Seung-Il Lee, M.S. ’11, just wants to get a job in the same ZIP code where he lives.

Lee studied accounting at Illinois State, and his wife has a job in Bloomington-Normal, but he still works remotely for a company in his native South Korea. His stumbling block to getting a job here? He speaks English with a thick accent. He says people regularly ask him to repeat himself and even his 4-year-old son has begun correcting his pronunciation.

The “rl” sound, like in “girl,” is particularly troublesome for him.

“That makes me hurt to pronounce,” Lee said jokingly.

“I recognize that I have some problems in my pronunciations,” he said, “but it is hard to break my old habits without any other help.”

So on the recommendation of a friend, he enrolled this semester in the accent modification program at the Eckelmann-Taylor Speech and Hearing Clinic. Clinic Supervisor Rene McClure ’91, M.S. ’92, runs the program with the assistance of graduate speech language pathology students Laura Aughenbaugh and Sara Mandernach ’12.

“This is not an English class,” McClure said. “(The clients) already have the skills necessary to speak English well. And now we’re looking at modifying, changing how (they) speak it.”

Lee is one of five clients currently in the program. He meets with Mandernach once a week for an hour, and then spends time at home listening to a CD-ROM of a native English speaker, repeating what is said, recording that, and then listening back to how he sounds in comparison.

“He has to be good listener,” McClure said. “He has to be able to detect, ‘Do those two sound the same? Or is mine off a little bit.’ A part of the program is becoming a better listener as to what is right and what is wrong.”

Mandernach works with Lee to discriminate between sounds. “I notice that’s a big one. He won’t even realize he is saying the wrong sound, because in his native language he never learned that sound,” she said.
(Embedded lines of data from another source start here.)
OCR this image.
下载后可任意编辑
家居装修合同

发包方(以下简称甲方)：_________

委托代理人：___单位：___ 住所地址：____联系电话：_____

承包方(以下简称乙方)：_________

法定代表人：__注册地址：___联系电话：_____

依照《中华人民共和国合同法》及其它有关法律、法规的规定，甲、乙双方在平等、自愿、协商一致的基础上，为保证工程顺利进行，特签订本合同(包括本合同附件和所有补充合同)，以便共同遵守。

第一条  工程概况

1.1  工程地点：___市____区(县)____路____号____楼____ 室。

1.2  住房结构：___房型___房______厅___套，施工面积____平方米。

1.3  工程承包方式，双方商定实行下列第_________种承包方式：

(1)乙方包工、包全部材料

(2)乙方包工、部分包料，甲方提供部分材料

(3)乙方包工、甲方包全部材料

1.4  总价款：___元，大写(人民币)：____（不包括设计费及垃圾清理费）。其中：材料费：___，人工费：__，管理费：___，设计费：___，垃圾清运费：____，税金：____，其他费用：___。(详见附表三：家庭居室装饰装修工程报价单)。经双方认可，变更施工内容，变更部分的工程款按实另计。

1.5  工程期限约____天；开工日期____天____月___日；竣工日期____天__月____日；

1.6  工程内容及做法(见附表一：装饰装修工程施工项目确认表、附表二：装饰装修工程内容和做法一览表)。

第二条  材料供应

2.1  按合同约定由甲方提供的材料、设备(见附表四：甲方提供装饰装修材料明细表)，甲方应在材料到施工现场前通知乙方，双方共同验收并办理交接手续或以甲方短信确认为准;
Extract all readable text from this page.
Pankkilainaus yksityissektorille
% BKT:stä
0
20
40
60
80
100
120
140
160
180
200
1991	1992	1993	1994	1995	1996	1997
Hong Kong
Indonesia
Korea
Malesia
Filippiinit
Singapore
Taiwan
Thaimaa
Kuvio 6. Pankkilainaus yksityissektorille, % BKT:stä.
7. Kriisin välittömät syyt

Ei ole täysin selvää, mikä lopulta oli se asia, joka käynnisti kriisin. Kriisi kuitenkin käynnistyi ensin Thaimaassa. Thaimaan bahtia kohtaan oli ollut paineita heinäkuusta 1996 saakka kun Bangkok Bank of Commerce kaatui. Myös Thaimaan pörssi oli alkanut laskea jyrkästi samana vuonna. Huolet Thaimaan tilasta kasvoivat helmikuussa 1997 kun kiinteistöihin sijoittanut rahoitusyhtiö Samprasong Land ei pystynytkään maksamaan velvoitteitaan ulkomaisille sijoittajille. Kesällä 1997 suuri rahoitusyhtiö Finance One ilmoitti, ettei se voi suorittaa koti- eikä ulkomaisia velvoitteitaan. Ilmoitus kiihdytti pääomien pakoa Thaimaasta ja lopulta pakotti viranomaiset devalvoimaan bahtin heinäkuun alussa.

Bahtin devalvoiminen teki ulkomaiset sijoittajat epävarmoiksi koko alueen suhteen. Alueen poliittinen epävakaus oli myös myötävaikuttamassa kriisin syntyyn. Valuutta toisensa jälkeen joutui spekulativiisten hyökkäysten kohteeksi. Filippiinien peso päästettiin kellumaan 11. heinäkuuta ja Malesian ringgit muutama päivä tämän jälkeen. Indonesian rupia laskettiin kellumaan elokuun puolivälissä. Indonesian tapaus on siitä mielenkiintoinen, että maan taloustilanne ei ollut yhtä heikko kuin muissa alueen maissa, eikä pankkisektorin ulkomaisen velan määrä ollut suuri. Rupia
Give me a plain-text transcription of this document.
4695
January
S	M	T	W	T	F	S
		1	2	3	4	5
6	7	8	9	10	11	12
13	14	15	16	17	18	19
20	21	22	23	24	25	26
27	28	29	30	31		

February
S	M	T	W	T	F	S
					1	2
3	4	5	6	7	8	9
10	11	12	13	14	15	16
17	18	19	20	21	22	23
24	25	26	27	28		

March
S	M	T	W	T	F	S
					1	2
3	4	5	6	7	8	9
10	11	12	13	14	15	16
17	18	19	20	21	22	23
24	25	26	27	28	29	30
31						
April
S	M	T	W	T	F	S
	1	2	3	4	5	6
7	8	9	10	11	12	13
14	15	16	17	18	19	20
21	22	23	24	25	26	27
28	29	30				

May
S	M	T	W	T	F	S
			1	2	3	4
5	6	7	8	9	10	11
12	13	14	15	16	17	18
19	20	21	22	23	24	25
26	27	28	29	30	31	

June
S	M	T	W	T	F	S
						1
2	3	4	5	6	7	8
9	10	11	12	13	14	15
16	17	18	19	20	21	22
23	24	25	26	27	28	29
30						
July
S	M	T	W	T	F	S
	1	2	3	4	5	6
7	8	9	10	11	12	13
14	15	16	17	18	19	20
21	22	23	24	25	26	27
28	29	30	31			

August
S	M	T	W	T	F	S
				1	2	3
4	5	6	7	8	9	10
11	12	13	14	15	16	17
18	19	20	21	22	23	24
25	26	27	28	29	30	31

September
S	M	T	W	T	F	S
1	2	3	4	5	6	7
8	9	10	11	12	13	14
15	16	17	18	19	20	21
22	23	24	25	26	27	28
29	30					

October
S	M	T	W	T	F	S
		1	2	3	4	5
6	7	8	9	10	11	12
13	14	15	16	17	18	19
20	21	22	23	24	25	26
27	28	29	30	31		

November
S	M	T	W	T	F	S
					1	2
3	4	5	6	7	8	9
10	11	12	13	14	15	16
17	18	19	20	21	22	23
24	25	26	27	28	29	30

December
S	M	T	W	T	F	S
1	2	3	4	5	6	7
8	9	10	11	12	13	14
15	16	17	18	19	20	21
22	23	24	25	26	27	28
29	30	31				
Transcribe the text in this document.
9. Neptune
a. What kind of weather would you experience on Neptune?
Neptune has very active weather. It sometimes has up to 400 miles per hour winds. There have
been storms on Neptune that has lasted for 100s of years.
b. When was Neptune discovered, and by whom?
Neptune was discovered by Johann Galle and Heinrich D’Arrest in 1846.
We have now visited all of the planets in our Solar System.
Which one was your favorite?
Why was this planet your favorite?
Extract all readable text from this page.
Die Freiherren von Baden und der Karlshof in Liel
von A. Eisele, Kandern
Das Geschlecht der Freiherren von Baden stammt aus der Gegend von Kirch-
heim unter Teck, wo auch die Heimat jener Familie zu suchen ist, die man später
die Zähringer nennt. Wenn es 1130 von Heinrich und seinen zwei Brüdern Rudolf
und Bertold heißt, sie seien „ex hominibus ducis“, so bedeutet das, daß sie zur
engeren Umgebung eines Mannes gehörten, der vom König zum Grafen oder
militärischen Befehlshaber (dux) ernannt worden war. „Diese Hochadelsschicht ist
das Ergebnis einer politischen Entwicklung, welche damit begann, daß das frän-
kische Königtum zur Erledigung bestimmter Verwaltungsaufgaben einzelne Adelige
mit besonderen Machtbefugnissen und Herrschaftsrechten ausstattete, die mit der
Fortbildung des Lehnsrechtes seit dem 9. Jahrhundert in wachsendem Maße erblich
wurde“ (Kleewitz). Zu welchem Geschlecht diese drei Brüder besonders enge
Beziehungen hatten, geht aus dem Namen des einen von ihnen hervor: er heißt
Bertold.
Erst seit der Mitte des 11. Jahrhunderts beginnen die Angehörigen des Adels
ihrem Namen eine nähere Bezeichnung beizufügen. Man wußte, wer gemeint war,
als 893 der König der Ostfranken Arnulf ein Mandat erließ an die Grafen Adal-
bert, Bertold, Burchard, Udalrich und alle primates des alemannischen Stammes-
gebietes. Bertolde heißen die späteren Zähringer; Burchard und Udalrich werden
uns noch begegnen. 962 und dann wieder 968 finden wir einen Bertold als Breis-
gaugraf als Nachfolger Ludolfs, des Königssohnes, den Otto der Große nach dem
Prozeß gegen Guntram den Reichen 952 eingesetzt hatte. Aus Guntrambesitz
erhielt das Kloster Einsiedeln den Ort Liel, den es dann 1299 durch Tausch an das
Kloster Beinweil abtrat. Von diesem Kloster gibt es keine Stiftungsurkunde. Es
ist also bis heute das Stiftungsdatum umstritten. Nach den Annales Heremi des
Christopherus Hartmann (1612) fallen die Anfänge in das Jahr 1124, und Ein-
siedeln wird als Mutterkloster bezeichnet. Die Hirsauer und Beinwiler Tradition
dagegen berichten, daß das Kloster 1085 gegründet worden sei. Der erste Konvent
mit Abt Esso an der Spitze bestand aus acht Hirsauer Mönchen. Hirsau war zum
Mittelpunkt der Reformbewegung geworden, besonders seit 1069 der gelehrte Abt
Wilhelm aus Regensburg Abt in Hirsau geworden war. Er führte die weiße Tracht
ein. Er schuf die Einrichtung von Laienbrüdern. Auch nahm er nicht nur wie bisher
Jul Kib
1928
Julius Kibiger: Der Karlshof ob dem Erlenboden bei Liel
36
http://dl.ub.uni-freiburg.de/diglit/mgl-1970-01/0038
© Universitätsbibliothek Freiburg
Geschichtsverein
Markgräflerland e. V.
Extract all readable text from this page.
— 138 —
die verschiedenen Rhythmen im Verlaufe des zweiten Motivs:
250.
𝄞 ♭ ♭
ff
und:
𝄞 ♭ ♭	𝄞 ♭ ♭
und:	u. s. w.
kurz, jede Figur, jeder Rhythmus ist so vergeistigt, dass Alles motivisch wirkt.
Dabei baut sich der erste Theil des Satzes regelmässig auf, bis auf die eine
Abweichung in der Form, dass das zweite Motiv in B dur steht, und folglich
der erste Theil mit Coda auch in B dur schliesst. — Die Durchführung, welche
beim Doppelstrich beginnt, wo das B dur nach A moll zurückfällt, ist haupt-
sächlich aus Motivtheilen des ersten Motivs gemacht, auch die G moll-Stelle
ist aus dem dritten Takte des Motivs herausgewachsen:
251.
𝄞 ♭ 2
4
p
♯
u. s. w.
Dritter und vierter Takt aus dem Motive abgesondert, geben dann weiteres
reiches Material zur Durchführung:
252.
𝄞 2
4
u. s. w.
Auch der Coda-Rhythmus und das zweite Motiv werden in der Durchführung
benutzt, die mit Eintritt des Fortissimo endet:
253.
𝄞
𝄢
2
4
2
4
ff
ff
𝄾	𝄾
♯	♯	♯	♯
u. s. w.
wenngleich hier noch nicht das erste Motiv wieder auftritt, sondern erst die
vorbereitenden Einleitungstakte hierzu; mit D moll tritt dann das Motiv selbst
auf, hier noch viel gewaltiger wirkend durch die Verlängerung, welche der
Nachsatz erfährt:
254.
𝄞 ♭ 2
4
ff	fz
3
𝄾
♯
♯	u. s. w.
McClure uses a systematic approach to reduce clients’ accents: the Compton Pronouncing English as a Second Language program. The 13-week program begins with an assessment of which sounds the teachers must target for improvement and then uses a step-by-step process to help clients.

“Through their course work, (the graduate students) acquire the knowledge of what is normal production and how we normally produce these sounds, and then they practice listening,” McClure said. “So now they can listen to their client and detect, ‘That sounded different. This is why it sounded different. I want you to do it this way, not that way.’”

Helping students and professors

McClure has been running the accent modification program since 2008. The clinic is the only certified provider of this

Accent.modification

Jo works on his accent with McClure and Aughenbaugh.

service in Bloomington-Normal, she said.

Many of the clients have been Illinois State students and professors. Center for Renewable Energy Associate Director and Assistant Professor Jin Jo, who is also from South Korea, has been in the program for four semesters. He started taking the classes after some of his students started noting in their feedback that they had trouble understanding what he said.

“I didn’t take them seriously in the beginning,” Jo said. “But I thought, ‘Well if there is a way I could reduce my accent, then it would be better (when I) communicate with my students.’ That shouldn’t be the factor limiting the communication.”

Intonation was one of Jo’s bigger problems. McClure said clients sometimes pronounce each syllable in a word correctly but stress the wrong syllable.

“That’s how we perceive accent,” she said. “Are the sounds produced the way that we would produce them? Is the syllable stress accurate? And the intonation pattern—does their melody sound the same? And it’s all of those things combined that create the perception of an accent.”

Like many foreign speakers of English, Jo had problems with the “th” sound. McClure said clients from as disparate parts of the world as Egypt, India, and China aren’t used to pronouncing sounds like “th,” which require they stick out their tongue.

“That is awkward and weird (for them),” she said.

Jo said his ear for proper pronunciation has improved enough that he now notices when fellow Koreans mispronounce English words. What’s his advice for them? He recommends the program.

Jo’s students have also noticed the difference in his speech.

“I’m getting less and less comments about my accent,” he said.